As an avid figure modeler, I was given the opportunity to examine this new paint set by Ammo, which replicates the rather fiddly camouflage pattern often seen on modern Russian infantry. As an avowed enamel/oil paint aficionado, I thought it would be interesting to examine this acrylic set from my own jaundiced perspective.
To try out these paints, I elected to use a rather crude figure from my collection, the argument being it’s easy to make a good figure look good, but somewhat more challenging to get the same results from a poor figure. The uniform is not exactly right, but I was more interested in giving these paints a good test than in creating something to add to my collection.
To give the overlay paints some “tooth” I airbrushed a coat of light grey lacquer primer onto the figure first. This primer coat was allowed to dry for several days.

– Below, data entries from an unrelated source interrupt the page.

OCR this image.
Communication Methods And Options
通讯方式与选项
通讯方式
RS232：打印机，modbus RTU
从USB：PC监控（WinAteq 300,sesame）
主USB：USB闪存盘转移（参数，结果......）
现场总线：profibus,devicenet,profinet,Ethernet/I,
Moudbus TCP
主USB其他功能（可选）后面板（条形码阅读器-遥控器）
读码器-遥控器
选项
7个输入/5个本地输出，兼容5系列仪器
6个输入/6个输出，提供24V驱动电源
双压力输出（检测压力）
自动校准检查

The Ammo paint set consists of four 17ml bottles (roughly half an ounce), the colors being the underlay green followed by a darker overlay green and a red-brown, as well as a black paint to use for outlining. I wanted to get more of a range than that, so I used some tube acrylics obtained from an art store for lighter shades. The Ammo paint mixed exceedingly well with these tube paints, so I had no problem doing a bit of light shading of the underlay green.
On figures with complex camouflage, my typical approach is to figure out what the underlay color is, and fully shade the figure as if that is the only uniform color. Then I use thinned overlay colors so that the shading beneath is still visible. I decided to use this approach on this figure.
The Ammo paint proved to be less opaque than I am accustomed to, which was most noticeable during my initial application. However, mixing it with the art acrylics seemed to rectify this issue. The base coat dried to a slight eggshell finish but looked quite acceptable. As I tend to apply a flat coat to my figures on completion, I did not consider this a problem.
It was on the application of the overlay green and red-brown where the somewhat translucent nature of the paint turned out to be an advantage, permitting the underlying shading to show through without the usual paint thinning I do with enamels. For this camouflage pattern, the overlay consists mostly of small irregular speckles liberally applied. This worked out quite well. The black which I had previously employed to outline pockets, and such also showed effectively through this overlay.
As a final touch (and this is just me) I used a bit of light tan acrylic from a tube to do some highlighting of edges, as I found the straight black outlining to be a bit harsh. The result was quite satisfactory for such a crude figure, and the paint did the trick better than I’d initially expected.
All in all, I am still not an avid fan of acrylics, though I have certainly seen some spectacular results with this medium. The Ammo paints did as advertised and replicated the pictures of Russian soldiers I’ve seen on the internet well, limited only by my own painting skills. There is not any reason a good figure modeler cannot get outstanding results from this figure paint set. If this is representative of Ammo’s line of figure paints, they really seem to be good value for the money. I heartily recommend them.
My thanks to Mig Jimenez for a chance to test out these paints, and to IPMS/USA for trusting me to do them justice.